It was not until recently that I realize that **matrix differentiation** is significantly important when using matrix representation to do computation. After searching for some relevant materials and lecture notes, I found more useful formulas than I expected. Now I list some of them which are pretty handy for me and may possibly be helpful for you one day.

#### Definition

The notation \(\frac{\partial y}{\partial x}\) =

\[\begin{bmatrix}\frac{\partial y_1}{\partial x_1} & \frac{\partial y_1}{\partial x_2} & \cdots & \frac{\partial y_1}{\partial x_n} \\\vdots & \vdots & \vdots \\\frac{\partial y_m}{\partial x_1} & \frac{\partial y_m}{\partial x_2} & \cdots & \frac{\partial y_m}{\partial x_n} \\\end{bmatrix}\]

denotes the $m \times n$ matrix of first-order partial derivatives of the transformation from $x$ to $y$. Such a matrix is called the Jacobian matrix of the transformation matrix $\varphi ()$, if $y=\varphi(x)$, where $y$ is a $m\times1$ vector and $x$ is a $1\times n$ vector.

#### Proposition

(1) Let $y=Ax$ and $A$ does not depend on $x$, then:

\[\frac{\partial y}{\partial x}=A\]

(2) LetÂ $y=Ax$ and $x$ be a function of $z$ and $A$ does not depend on $z$, then:

\[\frac{\partial y}{\partial z}=A\frac{\partial x}{\partial z}\]

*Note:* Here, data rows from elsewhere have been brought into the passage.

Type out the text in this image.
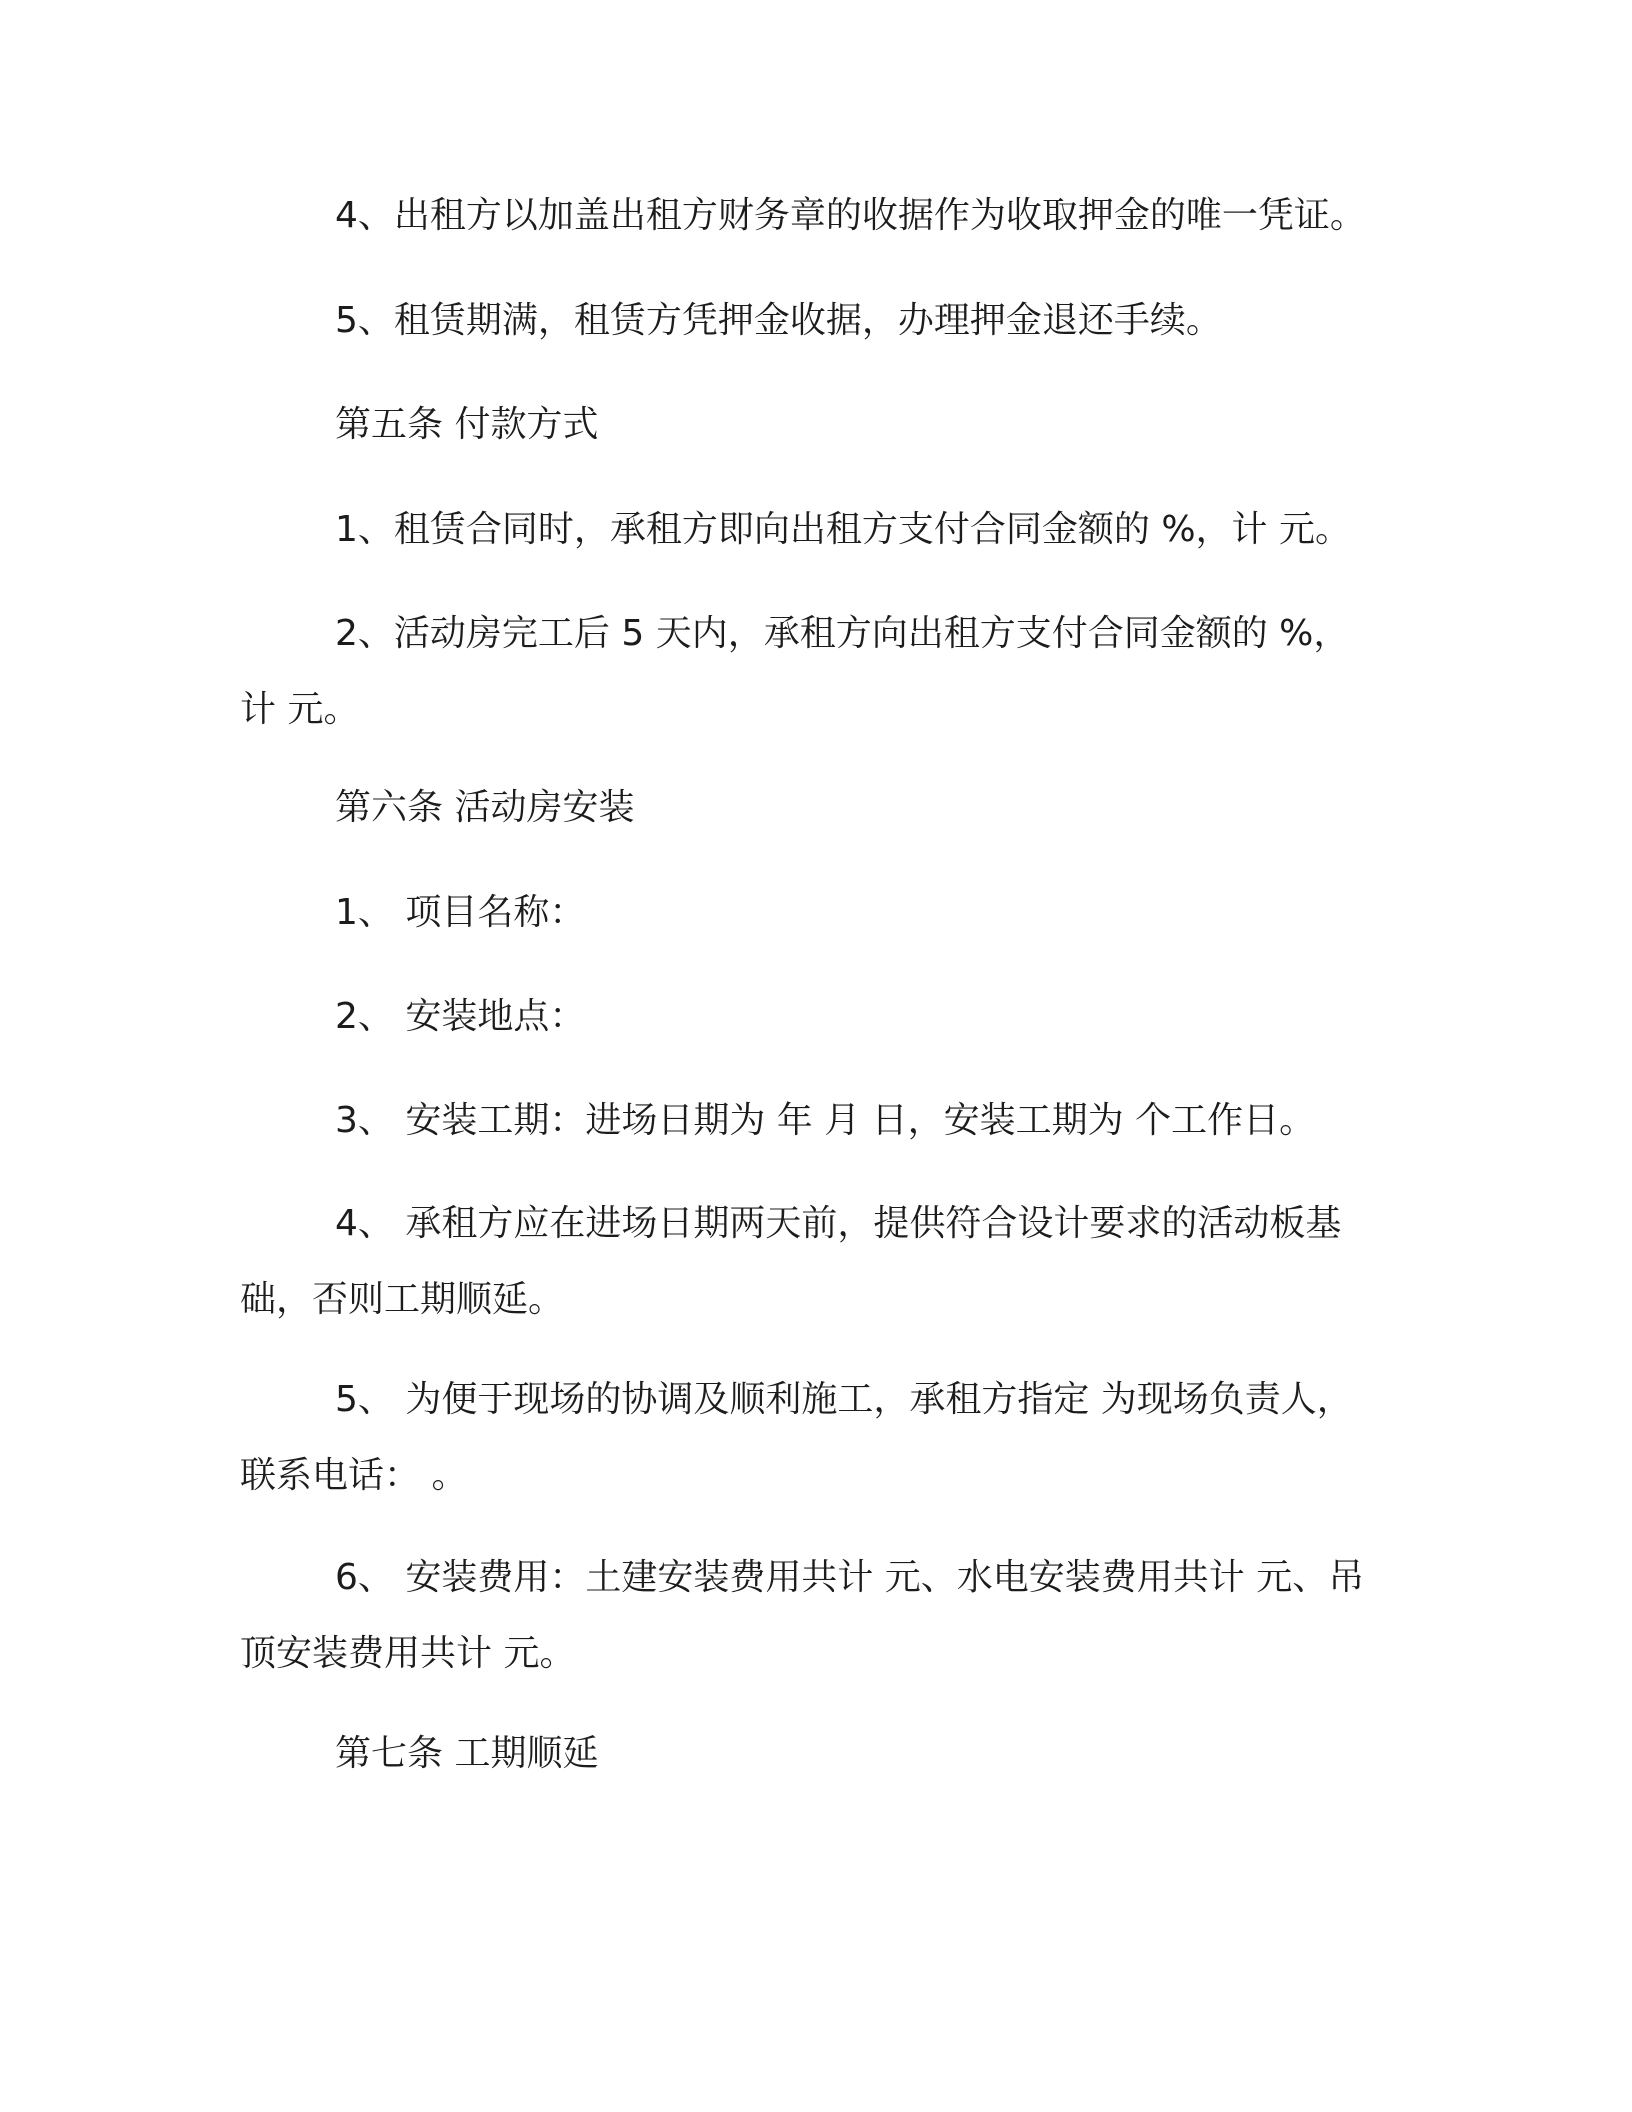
4、出租方以加盖出租方财务章的收据作为收取押金的唯一凭证。

5、租赁期满，租赁方凭押金收据，办理押金退还手续。

第五条 付款方式

1、租赁合同时，承租方即向出租方支付合同金额的 %，计 元。

2、活动房完工后 5 天内，承租方向出租方支付合同金额的 %，计 元。

第六条 活动房安装

1、 项目名称：

2、 安装地点：

3、 安装工期：进场日期为 年 月 日，安装工期为 个工作日。

4、 承租方应在进场日期两天前，提供符合设计要求的活动板基础，否则工期顺延。

5、 为便于现场的协调及顺利施工，承租方指定 为现场负责人，联系电话： 。

6、 安装费用：土建安装费用共计 元、水电安装费用共计 元、吊顶安装费用共计 元。

第七条 工期顺延
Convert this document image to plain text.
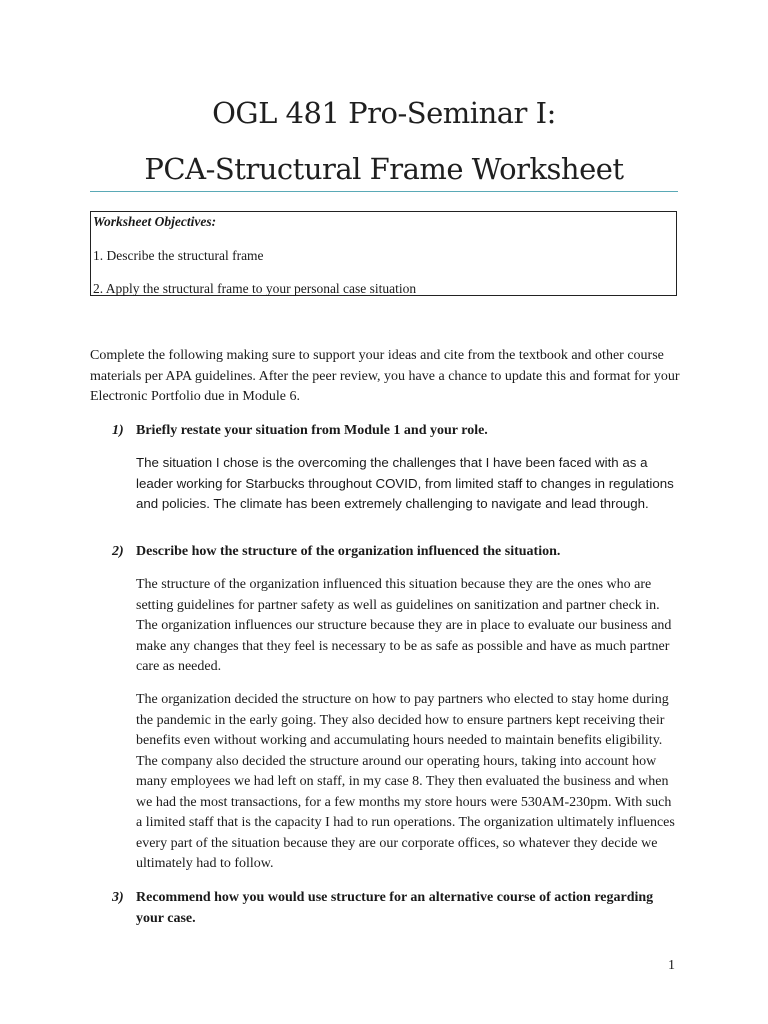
OGL 481 Pro-Seminar I:
PCA-Structural Frame Worksheet
Worksheet Objectives:
1. Describe the structural frame
2. Apply the structural frame to your personal case situation

Complete the following making sure to support your ideas and cite from the textbook and other course materials per APA guidelines. After the peer review, you have a chance to update this and format for your Electronic Portfolio due in Module 6.

1) Briefly restate your situation from Module 1 and your role.

The situation I chose is the overcoming the challenges that I have been faced with as a leader working for Starbucks throughout COVID, from limited staff to changes in regulations and policies. The climate has been extremely challenging to navigate and lead through.

2) Describe how the structure of the organization influenced the situation.

The structure of the organization influenced this situation because they are the ones who are setting guidelines for partner safety as well as guidelines on sanitization and partner check in. The organization influences our structure because they are in place to evaluate our business and make any changes that they feel is necessary to be as safe as possible and have as much partner care as needed.

The organization decided the structure on how to pay partners who elected to stay home during the pandemic in the early going. They also decided how to ensure partners kept receiving their benefits even without working and accumulating hours needed to maintain benefits eligibility. The company also decided the structure around our operating hours, taking into account how many employees we had left on staff, in my case 8. They then evaluated the business and when we had the most transactions, for a few months my store hours were 530AM-230pm. With such a limited staff that is the capacity I had to run operations. The organization ultimately influences every part of the situation because they are our corporate offices, so whatever they decide we ultimately had to follow.

3) Recommend how you would use structure for an alternative course of action regarding your case.
1
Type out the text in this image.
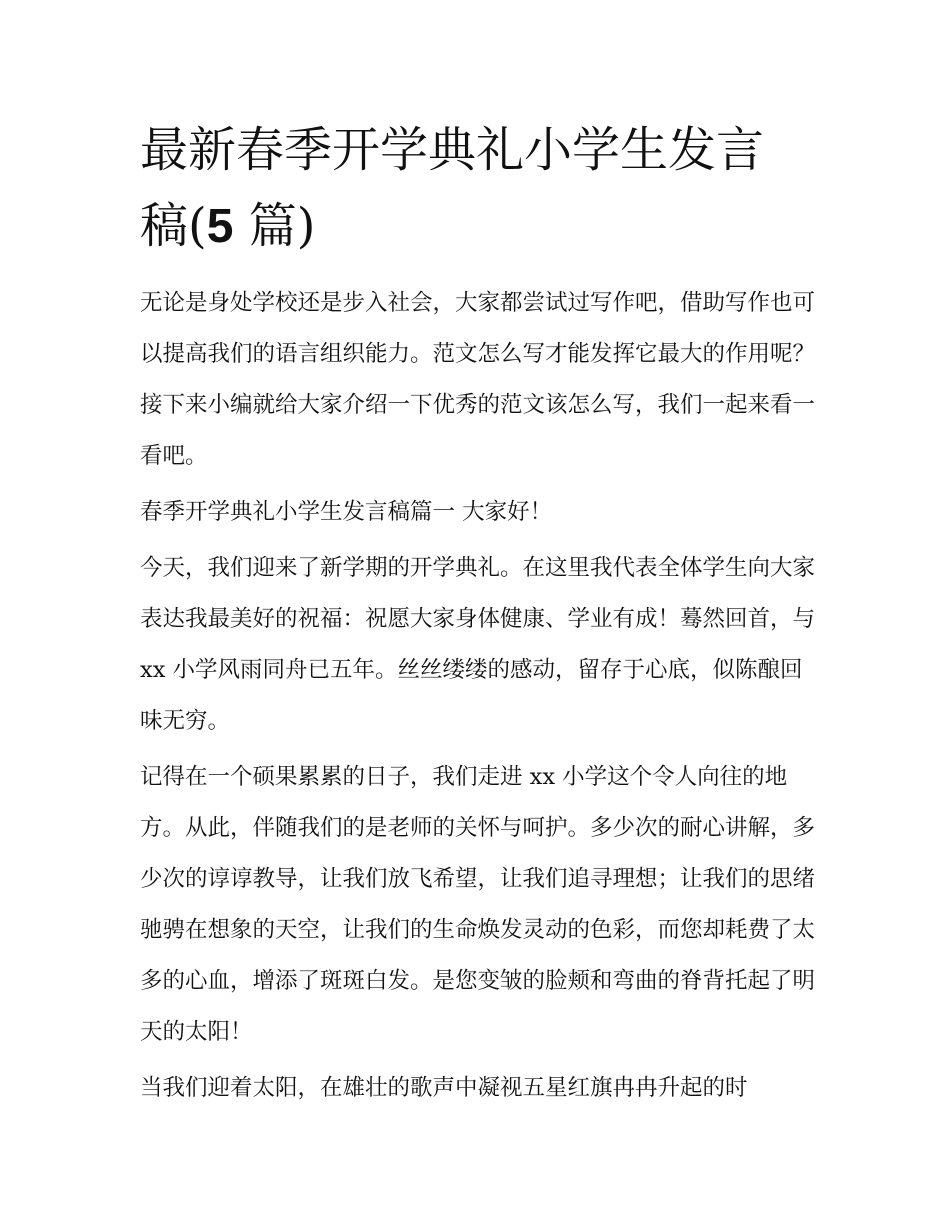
最新春季开学典礼小学生发言
稿(5 篇)

无论是身处学校还是步入社会，大家都尝试过写作吧，借助写作也可以提高我们的语言组织能力。范文怎么写才能发挥它最大的作用呢？接下来小编就给大家介绍一下优秀的范文该怎么写，我们一起来看一看吧。

春季开学典礼小学生发言稿篇一 大家好！

今天，我们迎来了新学期的开学典礼。在这里我代表全体学生向大家表达我最美好的祝福：祝愿大家身体健康、学业有成！蓦然回首，与 xx 小学风雨同舟已五年。丝丝缕缕的感动，留存于心底，似陈酿回味无穷。

记得在一个硕果累累的日子，我们走进 xx 小学这个令人向往的地方。从此，伴随我们的是老师的关怀与呵护。多少次的耐心讲解，多少次的谆谆教导，让我们放飞希望，让我们追寻理想；让我们的思绪驰骋在想象的天空，让我们的生命焕发灵动的色彩，而您却耗费了太多的心血，增添了斑斑白发。是您变皱的脸颊和弯曲的脊背托起了明天的太阳！

当我们迎着太阳，在雄壮的歌声中凝视五星红旗冉冉升起的时
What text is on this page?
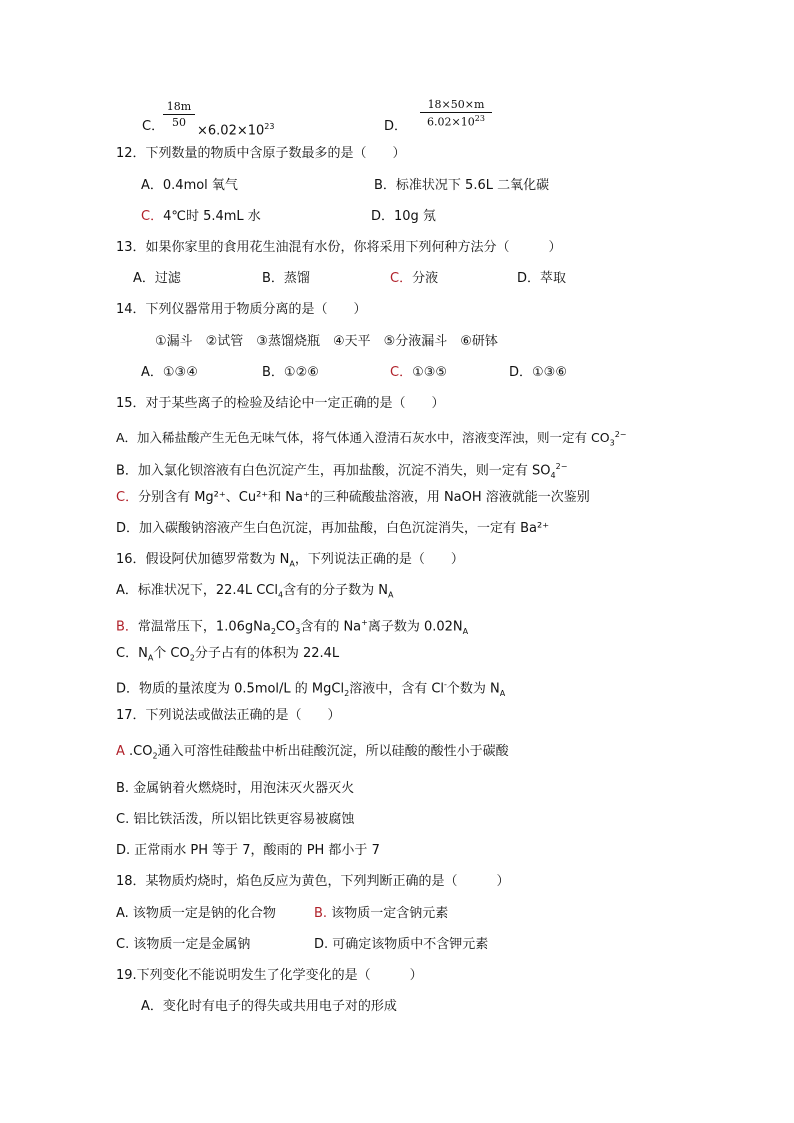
C．
18m
50
$\times 6.02\times 10^{23}$	D．
18×50×m
$6.02\times 10^{23}$
12．下列数量的物质中含原子数最多的是（　　）
A．0.4mol 氧气	B．标准状况下 5.6L 二氧化碳
C．4℃时 5.4mL 水	D．10g 氖
13．如果你家里的食用花生油混有水份，你将采用下列何种方法分（　　　）
A．过滤	B．蒸馏	C．分液	D．萃取
14．下列仪器常用于物质分离的是（　　）
①漏斗　②试管　③蒸馏烧瓶　④天平　⑤分液漏斗　⑥研钵
A．①③④	B．①②⑥	C．①③⑤	D．①③⑥
15．对于某些离子的检验及结论中一定正确的是（　　）
A．加入稀盐酸产生无色无味气体，将气体通入澄清石灰水中，溶液变浑浊，则一定有 $CO_3^{2-}$
B．加入氯化钡溶液有白色沉淀产生，再加盐酸，沉淀不消失，则一定有 $SO_4^{2-}$
C．分别含有 Mg²⁺、Cu²⁺和 Na⁺的三种硫酸盐溶液，用 NaOH 溶液就能一次鉴别
D．加入碳酸钠溶液产生白色沉淀，再加盐酸，白色沉淀消失，一定有 Ba²⁺
16．假设阿伏加德罗常数为 $N_A$，下列说法正确的是（　　）
A．标准状况下，22.4L CCl$_4$含有的分子数为 $N_A$
B．常温常压下，$1.06gNa_2CO_3$含有的 Na+离子数为 $0.02N_A$
C．$N_A$个 $CO_2$分子占有的体积为 22.4L
D．物质的量浓度为 0.5mol/L 的 MgCl$_2$溶液中，含有 Cl-个数为 $N_A$
17．下列说法或做法正确的是（　　）
A $.CO_2$通入可溶性硅酸盐中析出硅酸沉淀，所以硅酸的酸性小于碳酸
B. 金属钠着火燃烧时，用泡沫灭火器灭火
C. 铝比铁活泼，所以铝比铁更容易被腐蚀
D. 正常雨水 PH 等于 7，酸雨的 PH 都小于 7
18．某物质灼烧时，焰色反应为黄色，下列判断正确的是（　　　）
A. 该物质一定是钠的化合物	B. 该物质一定含钠元素
C. 该物质一定是金属钠	D. 可确定该物质中不含钾元素
19.下列变化不能说明发生了化学变化的是（　　　）
A．变化时有电子的得失或共用电子对的形成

(3) For scalar $\alpha = y^TAx$ and $A$ is independent of $x, y$, then:

\[\frac{\partial \alpha}{\partial x}=y^TA\]

\[\frac{\partial \alpha}{\partial y}=A^Ty\]

(4) For scalar $\alpha = x^TAx$ and $A$ is independent of $x$, then:

\[\frac{\partial \alpha}{\partial x}=x^T(A+A^T)\]

(5) Based on (4) and now $A$ is a symmetric matrix, then:

\[\frac{\partial \alpha}{\partial x}=2x^T(A)\]

(6) For scalar $\alpha = y^Tx$ and $x, y$ are functions of $z$, then:

\[\frac{\partial \alpha}{\partial z}= x^T\frac{\partial y}{\partial z} + y^T\frac{\partial x}{\partial z}\]

(7) For scalar $\alpha = x^Tx$ and $x$ is functions of $z$, then:

\[\frac{\partial \alpha}{\partial z}=2x^T\frac{\partial x}{\partial z}\]

(8) Let scalar $\alpha = y^TAx$, then:

\[\frac{\partial \alpha}{\partial z} = x^TA^T\frac{\partial y}{\partial z} + y^TA\frac{\partial x}{\partial z}\]

(9) Let scalar $\alpha = x^TAx$ and $x$ be function of $z$:

\[\frac{\partial \alpha}{\partial z} = x^T(A+A^T)\frac{\partial y}{\partial z}\]

(10) Based on (9) and now $A$ is a symmetric matrix, then:

\[\frac{\partial \alpha}{\partial z} = 2x^TA\frac{\partial x}{\partial z}\]

#### Definition

\[\frac{\partial A}{\partial \alpha} = \begin{bmatrix}\frac{\partial a_{11}}{\partial \alpha} & \frac{\partial a_{12}}{\partial \alpha} & \cdots & \frac{\partial a_{1n}}{\partial \alpha} \\\vdots & \vdots & \vdots \\\frac{\partial a_{m1}}{\partial \alpha} & \frac{\partial a_{m2}}{\partial \alpha} & \cdots & \frac{\partial a_{mn}}{\partial \alpha} \\\end{bmatrix}\]

#### Proposition

Let $A$ be a nonsingular $m\times m$ matrix, whose elements are functions of scalar parameter $\alpha$, then:

\[\frac{\partial A}{\partial \alpha} = -A^{-1}\frac{\partial A}{\partial \alpha}A^{-1}\]

#### Summary

This article lists some useful matrix differentiation formulas that inspired me when understanding the least squares approximation of linear systems. Yet, everything is still in the scope of linear algebra and calculus.